L’incremento di 5 mln di euro dal 2022 a supporto del Piano strategico nazionale contro la violenza di genere è sufficiente secondo lei?
«No, non è purtroppo sufficiente. È impossibile negare che si tratti di uno stanziamento importante, ma è soltanto un passo ulteriore nella giusta direzione. Ricordiamo che oggi con la parola violenza intendiamo – e cito la Dichiarazione ONU sull’eliminazione della violenza contro le donne – “ogni atto di violenza fondata sul genere che provochi un danno o una sofferenza fisica, sessuale o psicologica per le donne, incluse le minacce, la coercizione o la privazione arbitraria della libertà” oltre che tanti atti legati strettamente al mondo del lavoro come mobbing, impedimento dell’avanzamento in carriera, azioni volte a rendere più difficile la vita ed il lavoro di una donna all’interno del contesto lavorativo”. Proprio perché la violenza può assumere così tante forme, occorre agire a tutto tondo per abbattere l’intero meccanismo che la incentiva, sia in ottica di prevenzione che di giustizia: per questo, ad esempio, come Movimento 5 Stelle abbiamo introdotto già dal 2019 il Codice Rosso, ossia il meccanismo per cui reati di questo tipo non venivano affrontati dalla Giustizia italiana con la priorità che meritano: in questo modo chi ha subito violenze viene sentito entro poche ore, così da poter bloccare subito l’aggressore ed evitare il peggio. E, sempre per questo, in previsione della prossima legge di bilancio, abbiamo proposto una serie di emendamenti che vanno ad incidere nel processo che porta ad una sostanziale parità, come ad esempio l’integrazione e il miglioramento della struttura con cui vengono gestiti e regolati i fondi ad hoc destinati alla lotta contro la violenza di genere».
Ritiene che sul tema “violenza di genere” la Manovra rappresenti un passo avanti concreto verso l’allineamento con la Convenzione di Istanbul?

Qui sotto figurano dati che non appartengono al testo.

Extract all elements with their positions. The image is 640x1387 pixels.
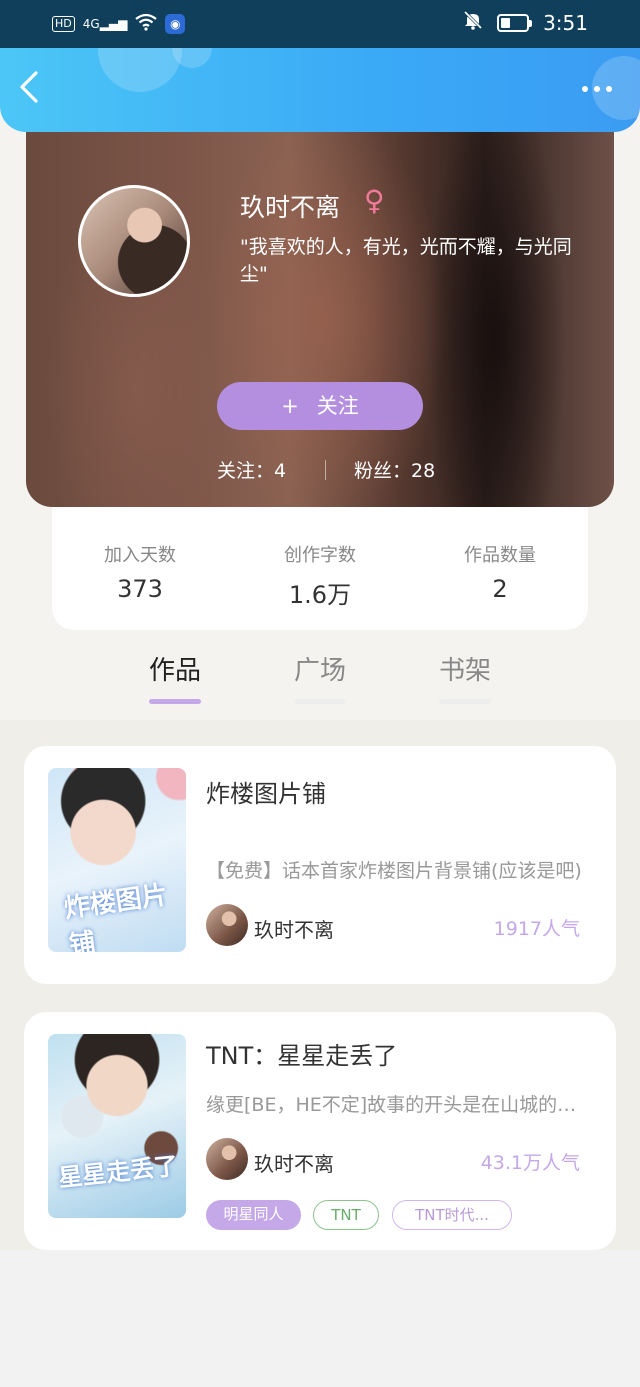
tab-works[interactable]: 作品 [125, 650, 225, 704]
stat-work-count: 作品数量 2 [464, 545, 536, 603]
author-name: 玖时不离 [254, 1152, 334, 1176]
username: 玖时不离 [240, 193, 341, 222]
fans-count[interactable]: 粉丝：28 [354, 456, 435, 483]
work-description: 缘更[BE，HE不定]故事的开头是在山城的小巷 [206, 1094, 588, 1116]
tab-bar: 作品 广场 书架 [0, 630, 640, 720]
tag-item[interactable]: TNT时代... [392, 1200, 512, 1230]
work-description: 【免费】话本首家炸楼图片背景铺(应该是吧) [206, 860, 582, 882]
author-avatar [206, 904, 248, 946]
more-button[interactable] [582, 86, 612, 92]
cover-image: 星星走丢了 [48, 1034, 186, 1218]
stat-word-count: 创作字数 1.6万 [284, 545, 356, 609]
battery-icon [497, 13, 533, 32]
popularity: 1917人气 [493, 918, 580, 940]
chevron-left-icon [20, 71, 38, 103]
bottom-area [0, 1250, 640, 1387]
signature: "我喜欢的人，有光，光而不耀，与光同尘" [240, 236, 572, 285]
work-title: 炸楼图片铺 [206, 780, 326, 808]
mute-bell-icon [463, 10, 483, 35]
list-item[interactable]: 星星走丢了 TNT：星星走丢了 缘更[BE，HE不定]故事的开头是在山城的小巷 … [24, 1012, 616, 1250]
signal-icon: 4G▂▄▆ [82, 17, 128, 31]
bulb-icon: ◉ [165, 14, 186, 34]
stat-join-days: 加入天数 373 [104, 545, 176, 603]
hd-icon: HD [52, 16, 75, 32]
tab-square[interactable]: 广场 [270, 650, 370, 704]
back-button[interactable] [18, 70, 54, 110]
popularity: 43.1万人气 [480, 1152, 580, 1174]
cover-image: 炸楼图片铺 [48, 768, 186, 952]
list-item[interactable]: 炸楼图片铺 炸楼图片铺 【免费】话本首家炸楼图片背景铺(应该是吧) 玖时不离 1… [24, 746, 616, 984]
tag-item[interactable]: 明星同人 [206, 1200, 301, 1230]
top-nav-bar [0, 48, 640, 132]
status-time: 3:51 [543, 10, 588, 35]
author-name: 玖时不离 [254, 918, 334, 942]
tab-indicator [149, 699, 201, 704]
tab-bookshelf[interactable]: 书架 [415, 650, 515, 704]
female-icon: ♀ [364, 184, 385, 217]
follow-button[interactable]: + 关注 [217, 382, 423, 430]
works-list: 炸楼图片铺 炸楼图片铺 【免费】话本首家炸楼图片背景铺(应该是吧) 玖时不离 1… [0, 720, 640, 1250]
profile-header: 玖时不离 ♀ "我喜欢的人，有光，光而不耀，与光同尘" + 关注 关注：4 粉丝：… [26, 110, 614, 507]
author-avatar [206, 1138, 248, 1180]
plus-icon: + [281, 394, 299, 418]
following-count[interactable]: 关注：4 [217, 456, 286, 483]
avatar[interactable] [78, 185, 190, 297]
follow-label: 关注 [316, 394, 359, 418]
divider [325, 460, 326, 480]
tag-item[interactable]: TNT [313, 1200, 379, 1230]
stats-card: 加入天数 373 创作字数 1.6万 作品数量 2 [52, 497, 588, 630]
more-dots-icon [582, 86, 588, 92]
status-bar: HD 4G▂▄▆ ◉ 3:51 [0, 0, 640, 48]
wifi-icon [135, 12, 158, 36]
work-title: TNT：星星走丢了 [206, 1042, 398, 1070]
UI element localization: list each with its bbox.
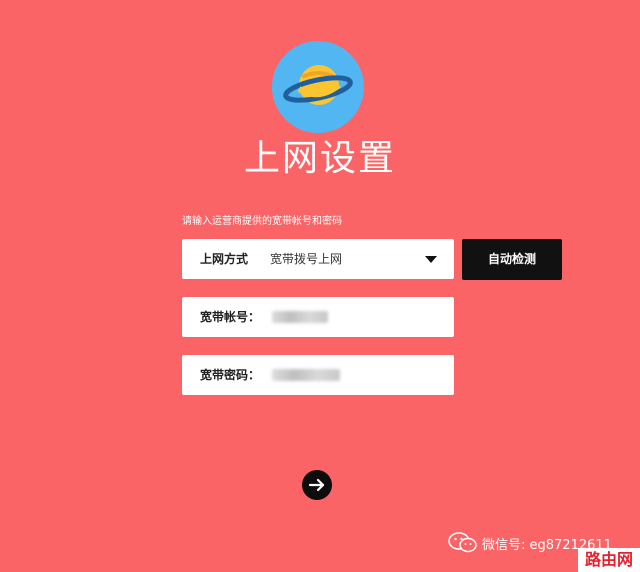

«Oggi serve ragionare in ottica di lavoro sinergico. Più che allinearsi a un provvedimento dall’alto valore sociale, è opportuno pensare a come ciascuna azione possa costituire un passo nel cammino della sostanziale uguaglianza. L’art. 8 della Convenzione di Istanbul dopotutto richiede esplicitamente che le Parti stanzino “risorse finanziarie e umane appropriate per un’adeguata attuazione di politiche integrate, di misure e di programmi destinati a prevenire e combattere ogni forma di violenza”. Ecco, questa è una nuova occasione per farlo, per tornare a rileggere quel documento di altissimo valore che è la Convenzione e ricordarci che dalla sua stesura sono passati ormai dieci anni: quello che facciamo oggi forse non è ancora all’altezza di quelle parole; dobbiamo quindi darci una forte mossa».